Aquele mundo de zinco, que é Mangueira, desperta com o apito do trem...
“E foi de dentro do
trem noturno, entre Rio e São Paulo, que tive o impacto de ver pela primeira
vez a placa da Estação Primeira de Mangueira. Foi também quando me mostraram,
criança, que era aquela, a tal Mangueira cantada em memoráveis sambas. Acho que
desde o Coliseu, ao qual fui apresentada, por assim dizer, na minha primeira
infância, eu não havia conhecido um lugar tão carregado de memórias e referências.
“Morava em São Paulo,
mas as férias passávamos no Rio onde viviam minhas avós, tios, primos, e
infinitos aderentes. Era praia todo dia, muito sol, quitutes raros em casa, sem
hora para dormir, brincadeira solta com os primos, escaladas de morro, passeios
na mata e aquela lindeza de cidade!
“Hora de voltar era
inevitavelmente deprimente. Aliás, passei boa parte da vida com essa sensação
desagradável quando deixava o Rio de Janeiro. Mas, para piorar, o que me
esperava, então, era o regime rigoroso de hora pra acordar, hora pra dormir,
escola cedinho, lição de casa, ovo com arroz e chuchu às segundas feiras, frio
e a cidade que não acabava, nem chegava à praia alguma.
“Só restava um lampejo
de euforia nessa partida: o trem da Central, carregando boa parte da família
que, por sua vez, ocupava várias cabines, saía da estação em baixa velocidade e
a única concessão que nós, as três menores, conquistamos de Mamãe era a de só
ir pra cama depois de passar pela Mangueira.
“Nessa passagem lenta
eu tinha chance de ver pela janela a placa ESTAÇÃO PRIMEIRA DA MANGUEIRA, com o morro e a
comunidade mais adiante. Era o momento comovente da nossa despedida em que
cantávamos e homenageávamos com todo vigor a Cidade e a Escola adorada (com a
licença de Christina): “Mangueira teu cenário é uma beleza que a natureza
criôôô...”.
“Fim de férias, desce a
cortina e apaga-se a luz”. (Ana de
Hollanda)
Pois é, Ana, agora sim:
também fim de férias, as águas de março novamente “inundando” o verão, mas há
uma luz que se acende.
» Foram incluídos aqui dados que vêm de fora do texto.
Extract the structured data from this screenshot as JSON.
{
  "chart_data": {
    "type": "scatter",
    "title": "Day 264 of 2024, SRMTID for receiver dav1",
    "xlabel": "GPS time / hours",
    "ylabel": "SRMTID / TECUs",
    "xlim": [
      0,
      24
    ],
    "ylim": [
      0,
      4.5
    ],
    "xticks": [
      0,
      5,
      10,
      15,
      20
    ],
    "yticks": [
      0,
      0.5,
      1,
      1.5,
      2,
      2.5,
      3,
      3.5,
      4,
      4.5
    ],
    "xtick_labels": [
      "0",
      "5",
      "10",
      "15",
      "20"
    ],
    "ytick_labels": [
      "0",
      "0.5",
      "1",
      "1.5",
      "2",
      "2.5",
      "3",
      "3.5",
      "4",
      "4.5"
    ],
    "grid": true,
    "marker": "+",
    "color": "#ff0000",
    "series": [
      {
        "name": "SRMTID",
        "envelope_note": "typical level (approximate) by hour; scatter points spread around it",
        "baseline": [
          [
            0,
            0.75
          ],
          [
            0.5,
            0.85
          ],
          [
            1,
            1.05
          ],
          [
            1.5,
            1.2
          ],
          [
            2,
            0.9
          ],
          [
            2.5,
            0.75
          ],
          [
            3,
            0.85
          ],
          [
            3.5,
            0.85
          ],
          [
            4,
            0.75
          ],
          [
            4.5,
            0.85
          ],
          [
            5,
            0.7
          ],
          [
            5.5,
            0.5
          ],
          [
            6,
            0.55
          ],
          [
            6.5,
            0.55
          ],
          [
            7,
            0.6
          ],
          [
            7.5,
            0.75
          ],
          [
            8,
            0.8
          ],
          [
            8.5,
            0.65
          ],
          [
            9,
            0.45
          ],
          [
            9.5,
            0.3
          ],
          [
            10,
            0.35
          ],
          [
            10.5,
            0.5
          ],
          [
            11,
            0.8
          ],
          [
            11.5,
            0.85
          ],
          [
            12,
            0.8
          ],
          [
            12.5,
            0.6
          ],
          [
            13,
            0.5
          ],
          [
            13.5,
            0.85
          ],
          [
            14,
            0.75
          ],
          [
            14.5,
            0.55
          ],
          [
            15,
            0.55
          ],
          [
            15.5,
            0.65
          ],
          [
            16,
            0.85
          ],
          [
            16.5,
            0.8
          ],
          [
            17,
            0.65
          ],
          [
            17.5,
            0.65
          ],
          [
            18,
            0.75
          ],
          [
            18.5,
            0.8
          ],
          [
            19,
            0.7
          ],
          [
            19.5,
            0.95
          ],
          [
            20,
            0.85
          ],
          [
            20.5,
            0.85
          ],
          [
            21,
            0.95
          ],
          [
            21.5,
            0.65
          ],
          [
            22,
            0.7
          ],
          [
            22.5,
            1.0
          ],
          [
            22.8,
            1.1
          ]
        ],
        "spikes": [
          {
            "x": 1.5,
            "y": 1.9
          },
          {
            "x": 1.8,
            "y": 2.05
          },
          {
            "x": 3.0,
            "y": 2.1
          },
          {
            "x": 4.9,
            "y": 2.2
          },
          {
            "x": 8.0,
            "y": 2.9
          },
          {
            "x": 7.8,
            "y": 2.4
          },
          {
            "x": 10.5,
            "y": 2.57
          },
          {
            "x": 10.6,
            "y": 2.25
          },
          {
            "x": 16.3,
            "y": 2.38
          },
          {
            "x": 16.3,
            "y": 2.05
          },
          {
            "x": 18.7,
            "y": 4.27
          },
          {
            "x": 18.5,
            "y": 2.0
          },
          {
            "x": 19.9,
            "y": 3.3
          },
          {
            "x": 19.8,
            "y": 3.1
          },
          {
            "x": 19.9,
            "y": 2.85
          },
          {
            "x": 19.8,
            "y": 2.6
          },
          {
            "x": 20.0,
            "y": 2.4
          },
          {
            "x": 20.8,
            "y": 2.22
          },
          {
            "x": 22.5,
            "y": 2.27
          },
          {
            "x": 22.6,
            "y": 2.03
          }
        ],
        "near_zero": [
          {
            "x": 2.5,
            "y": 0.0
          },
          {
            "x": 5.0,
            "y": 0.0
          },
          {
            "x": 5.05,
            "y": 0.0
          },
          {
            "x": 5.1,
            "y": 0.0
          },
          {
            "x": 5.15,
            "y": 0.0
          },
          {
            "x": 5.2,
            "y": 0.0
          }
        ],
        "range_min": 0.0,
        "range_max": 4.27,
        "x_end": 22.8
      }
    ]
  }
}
A Mangueira abre
a cortina do passado desse Brasil tão brasileiro e deixa entrar na avenida –
pra que não nos esqueçamos – rasgos da “ditadura assassina”. A partir de agora
nossa bandeira é verde, de esperança, e rosa – cor de meninos que não têm medo
dessas coisas de coiso algum: E olha cá: não tá nada oukei, cara! “Mangueira,
tira a poeira dos porões/ Ô, abre alas pros teus heróis de barracões/ Dos Brasis
que se faz um país de Lecis, Jamelões/ São verde e rosa, as multidões”.
Ronaldo
Werneck
Cataguases, 06
de março 2019/22:37 h
3 comentários:
Uma bela "colcha de retalhos", juntando texto de ontem, com texto de hoje, muito bem escrito, exaltando a Verde Rosa, neste seu mais um momento de glória. Parabéns.
Que lindo texto/poético nos levando a acreditar que existe uma luz no fim do túnel...
Escrita irretocável!! vc é incrivel!!!